Sonntag, 7. März 2021

Schneeglöckchen & Co.

Den paar warmen Tagen sei Dank, der Vorfrühling ist da. Schneeglöckchen, Winterlinge und Elfenkrokus blühen um die Wette und überall summt es. Die Nistkästen sind gesäubert und das alte Staudenkraut ist abgemäht, abgeharkt und zur Benjeshecke gebracht. Verbrennen, wie seit vielen Jahrzehnten, sollen wir ja nicht mehr.
Oft werde ich gefragt, wo kann man Frühjahrsblüher pflanzen. Ich habe mir Folgendes ausgedacht. Die Grundstücksgrenze ist bei mir durch eine freiwachsende Laubgehölzhecke (Kornelkirsche, Sanddorn, Felsenbirne, Wildpflaume, Holunder, Schlehe, Kartoffelrose, Aronia u. a. bepflanzt. Zwischen dieser Laubgehölzhecke und der Staudenpflanzung ist ein etwa 1 Meter breiter Streifen (im Bild andeutungsweise zu erkennen).
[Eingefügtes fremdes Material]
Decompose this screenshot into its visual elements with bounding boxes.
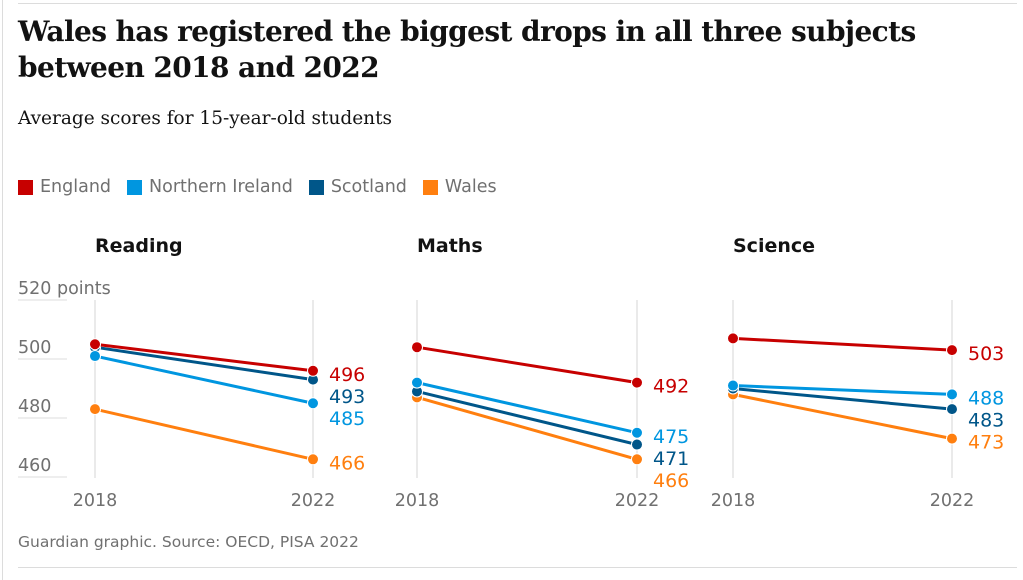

Dort wachsen meine Geophyten in großen Kolonien. Der Streifen wird wesentlich später gemäht als die Rasenplätze und Rasenwege, sodass die Zwiebelgewächse in Ruhe einziehen können. Wenn die Gehölze dann belaubt sind, wird es auf dem Streifen trocken, was die meisten Geophyten, besonders die Wildtulpen, sehr schätzen. Während des Sommers wird der Streifen als Pflegeweg genutzt und 2 bis 3 Mal pro Jahr gemäht. Von hier aus können die Sträucher beschnitten und beerntet werden und die Staudenpflanzung wird gewissermaßen von hinten gepflegt. Es können auch Blumensträuße gepflückt werden, sowie Fotos aus einer besonderen Position gemacht werden. Wenn dann die Enkel den Pflegeweg zum Versteckspiel benutzen, schaue ich lieber weg.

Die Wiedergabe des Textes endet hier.